'Placements help minorities and mature'

April 11, 2003

Mature students and those from certain ethnic groups should choose courses with work experience to overcome prejudice from employers, a conference heard this week.

Stephen McNair, head of education studies at the University of Surrey, said: "Mature students are likely to have more difficulty finding work than younger students. It is particularly important that one constructs opportunities for people to try things out.

"The best way of overcoming prejudice is to put people into situations and let them work without committing themselves - like a six-month work placement."

Taking a course with a work placement also forced students to think about what they wanted to do with their lives earlier on, rather than panicking about getting a job while taking their finals, he said.

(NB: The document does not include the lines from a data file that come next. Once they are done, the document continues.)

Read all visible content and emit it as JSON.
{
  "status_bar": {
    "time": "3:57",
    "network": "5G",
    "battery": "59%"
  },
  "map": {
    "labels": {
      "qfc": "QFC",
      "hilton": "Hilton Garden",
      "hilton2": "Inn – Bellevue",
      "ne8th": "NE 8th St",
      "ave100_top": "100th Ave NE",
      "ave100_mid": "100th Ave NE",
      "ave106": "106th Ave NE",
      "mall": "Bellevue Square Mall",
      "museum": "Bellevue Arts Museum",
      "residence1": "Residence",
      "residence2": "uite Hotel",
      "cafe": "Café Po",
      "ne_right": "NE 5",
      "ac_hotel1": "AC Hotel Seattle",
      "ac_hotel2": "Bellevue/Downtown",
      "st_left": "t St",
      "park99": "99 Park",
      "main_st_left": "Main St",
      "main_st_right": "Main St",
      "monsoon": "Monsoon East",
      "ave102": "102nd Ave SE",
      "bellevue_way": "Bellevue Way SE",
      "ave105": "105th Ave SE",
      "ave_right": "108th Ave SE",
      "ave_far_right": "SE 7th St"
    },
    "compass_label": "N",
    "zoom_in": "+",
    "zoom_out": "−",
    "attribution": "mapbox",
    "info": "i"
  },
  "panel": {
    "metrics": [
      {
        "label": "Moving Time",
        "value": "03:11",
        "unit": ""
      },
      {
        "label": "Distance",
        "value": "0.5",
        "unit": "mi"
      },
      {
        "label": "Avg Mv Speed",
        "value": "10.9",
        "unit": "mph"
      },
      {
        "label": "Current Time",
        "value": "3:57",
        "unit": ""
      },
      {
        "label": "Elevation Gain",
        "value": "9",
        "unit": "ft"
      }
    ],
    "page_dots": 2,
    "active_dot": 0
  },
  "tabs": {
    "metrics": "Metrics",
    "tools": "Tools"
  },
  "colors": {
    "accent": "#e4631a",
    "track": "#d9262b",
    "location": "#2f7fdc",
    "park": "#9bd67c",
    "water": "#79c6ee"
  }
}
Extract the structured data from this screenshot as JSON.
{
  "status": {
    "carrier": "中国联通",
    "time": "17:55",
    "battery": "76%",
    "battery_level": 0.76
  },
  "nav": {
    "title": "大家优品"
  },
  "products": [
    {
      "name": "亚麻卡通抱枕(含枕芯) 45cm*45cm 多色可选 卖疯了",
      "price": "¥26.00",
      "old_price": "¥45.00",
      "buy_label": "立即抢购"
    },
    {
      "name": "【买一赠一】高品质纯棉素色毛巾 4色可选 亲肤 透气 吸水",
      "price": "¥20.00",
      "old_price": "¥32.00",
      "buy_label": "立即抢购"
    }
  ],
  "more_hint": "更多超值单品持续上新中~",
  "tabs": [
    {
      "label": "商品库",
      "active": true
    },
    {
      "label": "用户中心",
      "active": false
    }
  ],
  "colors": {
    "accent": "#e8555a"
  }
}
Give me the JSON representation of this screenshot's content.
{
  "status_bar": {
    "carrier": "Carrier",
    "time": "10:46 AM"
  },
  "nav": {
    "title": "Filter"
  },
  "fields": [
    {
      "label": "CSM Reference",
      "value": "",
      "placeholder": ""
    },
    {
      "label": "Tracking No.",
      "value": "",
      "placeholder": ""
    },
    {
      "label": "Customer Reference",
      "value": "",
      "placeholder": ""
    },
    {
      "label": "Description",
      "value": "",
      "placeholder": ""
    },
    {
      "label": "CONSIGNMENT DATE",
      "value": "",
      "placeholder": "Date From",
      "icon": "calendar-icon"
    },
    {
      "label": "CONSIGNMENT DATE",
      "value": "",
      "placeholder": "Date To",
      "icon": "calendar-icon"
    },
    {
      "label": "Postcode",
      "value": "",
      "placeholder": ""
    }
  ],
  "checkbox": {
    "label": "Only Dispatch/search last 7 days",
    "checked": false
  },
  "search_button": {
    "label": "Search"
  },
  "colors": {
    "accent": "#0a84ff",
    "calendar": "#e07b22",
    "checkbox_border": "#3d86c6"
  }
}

More than 80 per cent of undergraduates at Surrey undertake a work placement as an integral part of their degree programmes. Surrey has an impressive graduate recruitment record - 97 per cent of its former students are in work six months after graduation.

Professor McNair told The THES: "At Surrey, students need to confront what they want to be doing in their second year and try it out in the third year.

"Elsewhere, students don't think about it until they are doing their finals, and that's the worst time to think about graduate employment. They don't make very good decisions about their careers, and they mess up the revision for their exams.

"Rather than thinking about how you get a job, you should think about what you want from a job and what employers might want from you. A lot of it is about taking opportunities to try things out."